Fibromialgia: “Tenho 41 anos e moro no corpo de um homem velho”

Patrick passou a maior parte do dia na cama porque muitas vezes estava exausto.

Ele está sempre cansado e machuca o tempo todo. Patrick Schutz, de Neuchâtel, tem fibromialgia – uma condição invisível que não é reconhecida pelo seguro de invalidez.

Dor, dor, nada além de dor: Patrick Schuts (41), de Neuchâtel, sempre sente que está gripado – sem febre, mas com enorme fadiga por chumbo. Ele gostaria de ficar na cama o dia todo e passar um tempo lá. “Cada parte do meu corpo dói, felizmente nem todo mundo ao mesmo tempo”, disse ele à revista “L’illustré”.

Patrick Schutz e seu parceiro têm a filha de três anos Naya. Mesmo que ele só brinque com ela por 20 minutos, isso tira a energia do dia inteiro. “Quando durmo e acordo, estou tão cansado quanto nunca dormi.” Ele perdeu muitos amigos que pensam estar fingindo. À noite, ele não pode mais sair como costumava, foi dormir às 19h para relaxar.

O diagnóstico de seu sofrimento revelou há um ano: fibromialgia. Estima-se que 400.000 pessoas foram afetadas na Suíça. O problema: a fibromialgia não é reconhecida pelo seguro de invalidez (IV). Não há evidências científicas: não há evidências no sangue e nos raios-X. Centenas de sintomas caracterizam a fibromialgia. É determinado pela exclusão de outras doenças e por meio de um teste: geralmente são utilizados pontos sensíveis.
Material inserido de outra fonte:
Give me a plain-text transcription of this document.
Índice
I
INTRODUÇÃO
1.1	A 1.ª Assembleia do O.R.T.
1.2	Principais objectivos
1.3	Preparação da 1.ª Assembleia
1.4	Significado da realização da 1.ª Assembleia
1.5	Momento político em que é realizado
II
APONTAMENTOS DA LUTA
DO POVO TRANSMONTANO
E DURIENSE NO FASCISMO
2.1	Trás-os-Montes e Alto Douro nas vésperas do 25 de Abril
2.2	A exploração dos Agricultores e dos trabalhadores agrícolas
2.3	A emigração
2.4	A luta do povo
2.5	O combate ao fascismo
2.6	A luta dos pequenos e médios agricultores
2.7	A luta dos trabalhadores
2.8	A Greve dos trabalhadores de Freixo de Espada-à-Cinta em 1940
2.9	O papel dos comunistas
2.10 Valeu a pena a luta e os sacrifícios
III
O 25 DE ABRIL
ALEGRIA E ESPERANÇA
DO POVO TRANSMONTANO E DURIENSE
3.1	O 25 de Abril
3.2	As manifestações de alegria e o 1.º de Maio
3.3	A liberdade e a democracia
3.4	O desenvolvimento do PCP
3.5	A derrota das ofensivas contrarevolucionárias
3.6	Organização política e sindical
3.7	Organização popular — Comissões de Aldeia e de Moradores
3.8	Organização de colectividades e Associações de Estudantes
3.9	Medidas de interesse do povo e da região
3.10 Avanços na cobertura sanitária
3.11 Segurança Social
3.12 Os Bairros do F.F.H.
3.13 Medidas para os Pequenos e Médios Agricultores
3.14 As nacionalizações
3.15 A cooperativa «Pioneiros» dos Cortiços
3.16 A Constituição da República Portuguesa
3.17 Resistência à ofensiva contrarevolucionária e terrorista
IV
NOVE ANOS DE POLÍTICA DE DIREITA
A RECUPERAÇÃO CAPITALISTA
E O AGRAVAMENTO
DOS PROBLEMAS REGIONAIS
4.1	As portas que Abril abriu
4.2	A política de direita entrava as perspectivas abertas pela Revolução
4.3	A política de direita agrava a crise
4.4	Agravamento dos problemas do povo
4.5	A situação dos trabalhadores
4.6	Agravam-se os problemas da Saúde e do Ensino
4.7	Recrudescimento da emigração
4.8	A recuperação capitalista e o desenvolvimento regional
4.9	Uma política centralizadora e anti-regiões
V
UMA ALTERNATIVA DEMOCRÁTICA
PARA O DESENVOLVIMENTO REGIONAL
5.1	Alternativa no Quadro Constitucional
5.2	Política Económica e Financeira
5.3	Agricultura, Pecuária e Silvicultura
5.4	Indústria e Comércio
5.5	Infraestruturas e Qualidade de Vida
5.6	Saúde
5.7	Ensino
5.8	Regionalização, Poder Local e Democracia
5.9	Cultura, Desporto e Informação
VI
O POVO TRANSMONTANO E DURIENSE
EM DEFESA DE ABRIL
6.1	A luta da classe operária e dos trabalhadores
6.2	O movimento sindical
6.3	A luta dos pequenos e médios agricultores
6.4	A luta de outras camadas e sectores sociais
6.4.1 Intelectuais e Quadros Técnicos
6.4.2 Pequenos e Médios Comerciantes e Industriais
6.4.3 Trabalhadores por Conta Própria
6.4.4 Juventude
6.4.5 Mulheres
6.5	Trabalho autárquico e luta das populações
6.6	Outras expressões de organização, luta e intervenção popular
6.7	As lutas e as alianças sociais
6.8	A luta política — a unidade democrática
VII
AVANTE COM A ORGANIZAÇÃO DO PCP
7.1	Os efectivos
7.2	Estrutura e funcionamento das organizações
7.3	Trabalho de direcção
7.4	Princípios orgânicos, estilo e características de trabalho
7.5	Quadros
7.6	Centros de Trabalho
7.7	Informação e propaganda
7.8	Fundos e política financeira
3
Se onze ou mais dos 18 (pontos sensíveis) tiverem aumento da dor, a presunção de fibromialgia está presente. Esses pontos de diagnóstico estão próximos da abordagem do músculo tendão. A causa da doença não é clara e só pode ser limitada por medidas médicas. A proteção de Patrick precisa tomar muitos medicamentos: analgésicos, antidepressivos, vitaminas, remédios para proteger o estômago e gotejamentos contra olhos secos e sensíveis. “É um sofrimento invisível”, diz Schutz. Ele quer informar o maior número possível de pessoas sobre isso, criou um site no Facebook para que a fibromialgia atinja a consciência da população.

Patrick está desempregado há dois anos e vive com assistência social. Se o IV pelo menos reconhecesse parcialmente o sofrimento, ele já teria sido ajudado. Então, ele espera apoio financeiro por causa de sua depressão e fadiga crônica. Sua maior esperança é uma iniciativa popular que acaba de ser lançada e na qual a fibromialgia é reconhecida como uma doença.

Ele brinca com sua filha Naya, mas depois de 20 minutos sua energia está esgotada.
Patrick está deitado em um tapete analgésico.
O relacionamento de Patrick com a parceira Sylvie também se tornou difícil. Não há músicas de TV regulares porque ele dorme cedo. Naya fica surpresa que papai vá dormir com ela ao mesmo tempo. Patrick Schutz não sabe quanto tempo ele pode lidar com sua condição: “Tenho apenas 41 anos e moro no corpo de um homem velho!”    Patrick suspeita que mesmo experiências traumáticas no passado possam ser desencadeadas. Aos 17 anos, ele estava presente quando seu pai bateu em um homem com uma pedra na frente dele. Patrick não está mais em contato com ele. O nascimento da filha também foi ruim: quase a mãe e o filho haviam morrido. Patrick: “Esses eventos me chocaram profundamente”.     Ele gostaria de fazer algo com sua esposa e filha, mas seu sofrimento e o pouco dinheiro que recebe não fazem esse desejo se tornar realidade.